Here are slightly less degenerate examples of positive random variables $X$ and $Y$ such that $E(XY)$ exists but $E(X)$ and $E(Y)$ do not.
Let $U$ and $V$ be independent random variable such that $U$ is Bernoulli, for example $P(U=1)=P(U=0)=1/2$, and $V$ is not integrable, for example $V\ge1$ almost surely and $P(V\ge v)=1/v$ for every $v\ge1$. Let $X=0$ and $Y=V$ if $U=0$ and $X=V$ and $Y=0$ if $U=1$. Then $XY=0$ hence $XY$ is integrable but neither $X$ nor $Y$ is.
Or: let $Z$ be an almost surely positive random variable such that neither $Z$ not $1/Z$ is integrable, for example $Z$ has density $\frac12\min\{1,1/z^2\}$ for $z$ in $(0,+\infty)$. Let $X=Z$ and $Y=1/Z$. Then $XY=1$ hence $XY$ is integrable but neither $X$ nor $Y$ is. Note that $Z$ can be realized through $U$ defined previously and an independent random variable $W$ uniform on $(0,1)$, as $Z=W$ if $U=1$ and $Z=1/W$ if $U=0$.
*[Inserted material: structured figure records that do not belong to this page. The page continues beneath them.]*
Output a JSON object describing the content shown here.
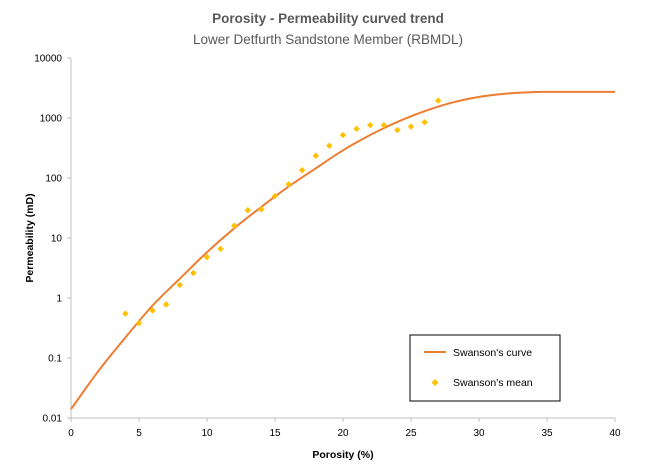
{
  "chart_data": {
    "type": "scatter",
    "title": "Porosity - Permeability curved trend",
    "subtitle": "Lower Detfurth Sandstone Member (RBMDL)",
    "xlabel": "Porosity (%)",
    "ylabel": "Permeability (mD)",
    "xlim": [
      0,
      40
    ],
    "ylim": [
      0.01,
      10000
    ],
    "yscale": "log",
    "x_ticks": [
      0,
      5,
      10,
      15,
      20,
      25,
      30,
      35,
      40
    ],
    "x_tick_labels": [
      "0",
      "5",
      "10",
      "15",
      "20",
      "25",
      "30",
      "35",
      "40"
    ],
    "y_ticks": [
      0.01,
      0.1,
      1,
      10,
      100,
      1000,
      10000
    ],
    "y_tick_labels": [
      "0.01",
      "0.1",
      "1",
      "10",
      "100",
      "1000",
      "10000"
    ],
    "grid": false,
    "legend_position": "bottom-right",
    "series": [
      {
        "name": "Swanson's curve",
        "kind": "line",
        "color": "#ED7D31",
        "x": [
          0,
          2,
          4,
          6,
          8,
          10,
          12,
          14,
          16,
          18,
          20,
          22,
          24,
          26,
          28,
          30,
          32,
          34,
          35,
          36,
          38,
          40
        ],
        "y": [
          0.014,
          0.06,
          0.22,
          0.75,
          2.1,
          5.8,
          14.5,
          33,
          72,
          145,
          290,
          520,
          860,
          1300,
          1800,
          2250,
          2550,
          2700,
          2720,
          2720,
          2720,
          2720
        ]
      },
      {
        "name": "Swanson's mean",
        "kind": "scatter",
        "color": "#FFC000",
        "x": [
          4,
          5,
          6,
          7,
          8,
          9,
          10,
          11,
          12,
          13,
          14,
          15,
          16,
          17,
          18,
          19,
          20,
          21,
          22,
          23,
          24,
          25,
          26,
          27
        ],
        "y": [
          0.55,
          0.38,
          0.62,
          0.78,
          1.65,
          2.6,
          4.8,
          6.6,
          16,
          29,
          30,
          50,
          79,
          135,
          235,
          345,
          520,
          660,
          760,
          760,
          630,
          720,
          850,
          1950
        ]
      }
    ]
  }
}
Edit While I was writing the above, the OP mentioned that $X$ and $Y$ should be independent. Recall that if $X$ and $Y$ are nonnegative independent random variables, the relation $E(XY)=E(X)E(Y)$ always hold in $[0,+\infty]$ (with the obvious multiplication rules plus the fact that $0\times(+\infty)=+\infty\times0=0$). In particular, if $X$ and $Y$ are independent, $X$ is not integrable and $Y$ is not almost surely zero, then $XY$ is not integrable.